Cost management in the age of digital disruption
First biennial global cost survey report
Cost management used to be something businesses only thought about when they were struggling. In recent years, however, it has become a standard operating practice that receives constant attention—in good times and in bad. But cost reduction failure rates are high, even while cost reduction targets remain low.
Global insights from regional cost surveys
With the emergence of disruptive innovations such as robotic process automation, analytics, and cognitive technology, cost management is morphing into a strategic enabler with the power to disrupt entire industries and fundamentally change how business is done. However, cost management remains challenging.
Based on surveys of more than 1,000 senior executives in four major regions–US, Latin America, Europe, and Asia Pacific—we found:
- Cost reduction is a global imperative. Cost reduction has become a standard business practice in every region, with 86 percent of global respondents saying their companies are likely to undertake cost reduction initiatives over the next 24 months.
- Low targets. High failure rates. Nearly half of all organizations surveyed are pursuing cost reduction targets of less than 10 percent yet almost two-thirds (63 percent) are failing to achieve their goals.
Cost reduction targets and success rates
- High expectations for growth. Despite concerns about the economy, 80 percent of respondents expect their revenues to increase over the next 24 months.
- A strategic paradox: Thriving in Uncertainty. The top two cost reduction drivers globally are directly related to growth. However, the next five cost reduction drivers are all defensive in nature, indicating that while growth is the top strategic priority, companies in every region are also protecting themselves against uncertainty by getting numerous aspects of their cost structure into fighting shape.
Drivers of cost reduction
- Developing cost management capabilities. The top three focus areas are: "forecasting, budgeting, and reporting" (55 percent); "new policies and procedures" (51 percent); and "IT infrastructure, IT systems, and business intelligence platforms" (49 percent).
- Little change in cost management approaches. Companies expect to use the same cost management approaches as in the past such as "targeted actions" and "intensified productivity programs," but zero-based budgeting is expected to fall from 15 percent to 11 percent globally.
- Implementation is the biggest challenge. This is the top barrier to effective cost management according to 53 percent of respondents.
- Tactical actions remain predominant. Many companies surveyed continue to focus on tactical cost actions (40 percent), such as streamlining business processes and reducing external spend, versus strategic cost actions (33 percent), such as outsourcing, centralization, and business reconfiguration. This tactical focus tends to limit the magnitude of cost savings that can be achieved.

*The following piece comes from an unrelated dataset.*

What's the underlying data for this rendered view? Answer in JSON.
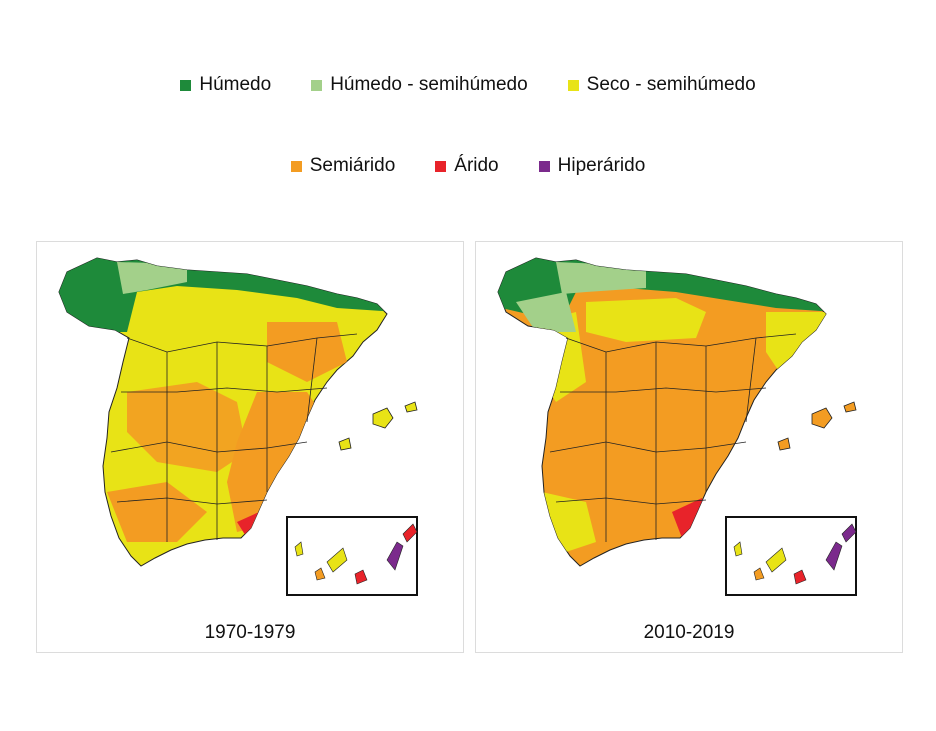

The simultaneous focus on cost and growth reflects a "save to grow" mindset where companies use cost savings as a strategic lever to help fund their growth efforts and initiatives—without sacrificing profitability. This mindset is now prevalent in all parts of the world.

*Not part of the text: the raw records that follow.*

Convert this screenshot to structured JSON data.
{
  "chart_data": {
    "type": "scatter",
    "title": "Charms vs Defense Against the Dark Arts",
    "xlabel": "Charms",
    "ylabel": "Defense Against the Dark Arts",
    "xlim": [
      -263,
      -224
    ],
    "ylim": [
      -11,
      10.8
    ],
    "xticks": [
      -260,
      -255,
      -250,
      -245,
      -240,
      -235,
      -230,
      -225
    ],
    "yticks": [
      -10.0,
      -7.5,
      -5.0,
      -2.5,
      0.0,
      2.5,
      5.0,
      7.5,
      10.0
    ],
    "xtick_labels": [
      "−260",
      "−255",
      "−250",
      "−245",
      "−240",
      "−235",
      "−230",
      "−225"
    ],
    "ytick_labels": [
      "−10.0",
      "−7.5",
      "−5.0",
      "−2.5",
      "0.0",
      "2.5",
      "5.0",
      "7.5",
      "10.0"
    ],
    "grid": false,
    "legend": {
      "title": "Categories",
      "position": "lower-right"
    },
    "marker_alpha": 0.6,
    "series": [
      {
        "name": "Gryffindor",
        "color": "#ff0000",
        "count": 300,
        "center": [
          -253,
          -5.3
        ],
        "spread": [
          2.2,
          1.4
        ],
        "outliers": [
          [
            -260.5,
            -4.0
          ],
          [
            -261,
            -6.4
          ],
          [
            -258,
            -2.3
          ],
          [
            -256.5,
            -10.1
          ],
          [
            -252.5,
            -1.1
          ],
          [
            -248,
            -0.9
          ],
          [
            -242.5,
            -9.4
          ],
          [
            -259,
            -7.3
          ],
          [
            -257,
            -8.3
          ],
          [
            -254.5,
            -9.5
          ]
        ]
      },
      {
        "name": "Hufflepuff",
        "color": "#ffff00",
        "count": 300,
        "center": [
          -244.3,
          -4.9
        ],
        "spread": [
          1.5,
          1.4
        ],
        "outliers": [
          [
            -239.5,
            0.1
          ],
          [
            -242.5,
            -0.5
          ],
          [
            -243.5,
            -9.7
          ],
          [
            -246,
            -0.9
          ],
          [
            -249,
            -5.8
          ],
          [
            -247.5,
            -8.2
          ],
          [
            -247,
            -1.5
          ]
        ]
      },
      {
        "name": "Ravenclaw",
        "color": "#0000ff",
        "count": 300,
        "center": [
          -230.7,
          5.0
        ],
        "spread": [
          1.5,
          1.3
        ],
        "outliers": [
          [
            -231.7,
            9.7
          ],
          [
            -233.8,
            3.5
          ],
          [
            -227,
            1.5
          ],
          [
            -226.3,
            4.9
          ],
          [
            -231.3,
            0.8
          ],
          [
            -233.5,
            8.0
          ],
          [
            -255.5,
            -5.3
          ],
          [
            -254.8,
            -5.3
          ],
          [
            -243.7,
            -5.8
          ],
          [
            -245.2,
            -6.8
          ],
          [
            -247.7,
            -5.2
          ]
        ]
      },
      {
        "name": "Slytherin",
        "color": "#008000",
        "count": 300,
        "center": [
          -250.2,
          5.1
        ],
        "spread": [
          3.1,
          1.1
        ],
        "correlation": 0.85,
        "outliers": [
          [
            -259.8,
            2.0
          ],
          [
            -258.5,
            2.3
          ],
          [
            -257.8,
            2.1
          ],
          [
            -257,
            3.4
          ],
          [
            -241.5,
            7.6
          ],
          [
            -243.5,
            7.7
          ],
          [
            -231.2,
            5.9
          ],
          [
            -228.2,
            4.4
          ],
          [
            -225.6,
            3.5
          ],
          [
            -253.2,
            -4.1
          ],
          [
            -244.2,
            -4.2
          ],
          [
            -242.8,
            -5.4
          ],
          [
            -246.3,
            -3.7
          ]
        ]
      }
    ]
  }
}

Cost management practices to thrive in uncertainty
Because tactical cost management approaches typically yield cost savings of less than 10 percent, many companies would be better served by applying approaches that are more strategic and thus more likely to deliver greater savings.
Companies pursuing strategic cost improvements have generally fallen into one of three categories: distressed, positioned for growth, or growing steadily. However, in the current business environment a new competitive scenario has emerged that simultaneously focuses on three of the strategic levers—growth, cost, and liquidity. We call this new scenario "thriving in uncertainty."

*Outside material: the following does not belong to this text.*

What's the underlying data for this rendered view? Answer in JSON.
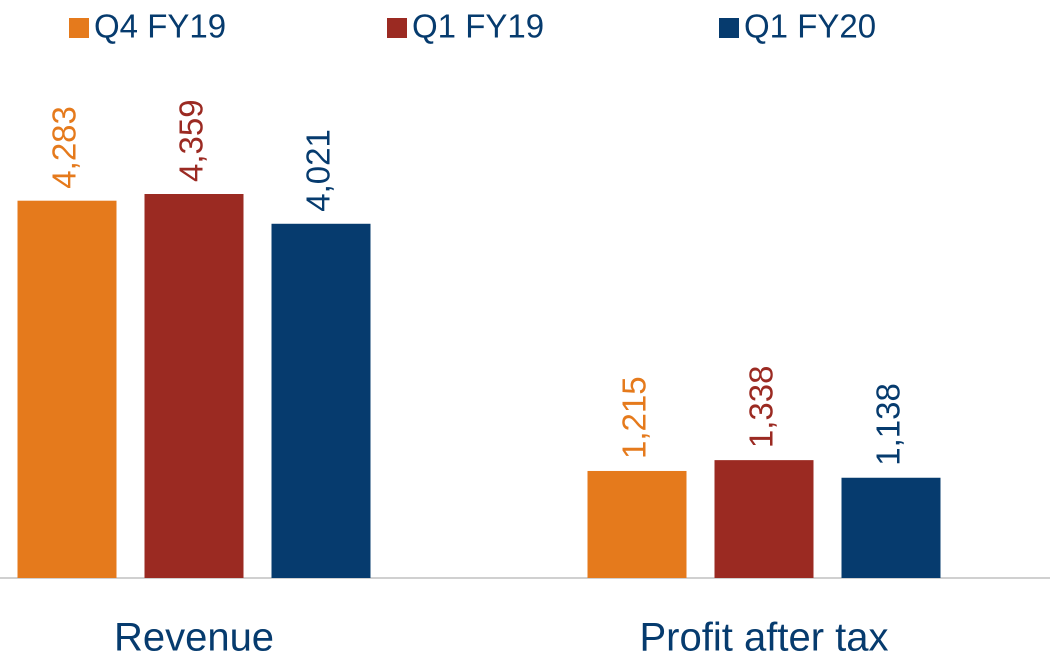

But there's a need for different playbooks for different markets. In some markets, macroeconomic factors seem to be pushing companies toward greater uncertainty and distress, favoring value creation levers that are more defensive in nature. Other markets seem to be moving toward a more positive outlook, which tends to favor a growth-oriented playbook.
Margin improvement in the age of digital disruption
Given current low success rates when it comes to cost reduction, in the future, digital disruption—and the exponential technologies that drive it—are likely to be key factors that companies need to consider as they strive to sustainably reduce costs and improve margins.
According to our survey findings, digital disruption is already recognized as a major external risk in the US. However, it is also creating unprecedented opportunities. And while digital disruption is currently less of a focus for companies in other regions, their perspectives could change very quickly given the exponential speed and impact of digital technologies.
Digital disruption viewed as external risk
To avoid falling behind, companies in every part of the world should understand the potential impact so they can capitalize on the opportunities, particularly with regard to automation, analytics, and cognitive technology. Unlike traditional tactical and structural cost approaches—which may be nearing or past their peak—cost solutions based on exponential technologies are just emerging and have the potential to deliver increasing savings over time.
As digital technologies enable increased innovation in business and operating models, disrupting entire industries, companies may be able to see sustainable cost savings of 30 percent or more. In an increasingly digital world, disruption is unavoidable. To thrive, companies should become their own disrupters—rather than allow other companies to disrupt them.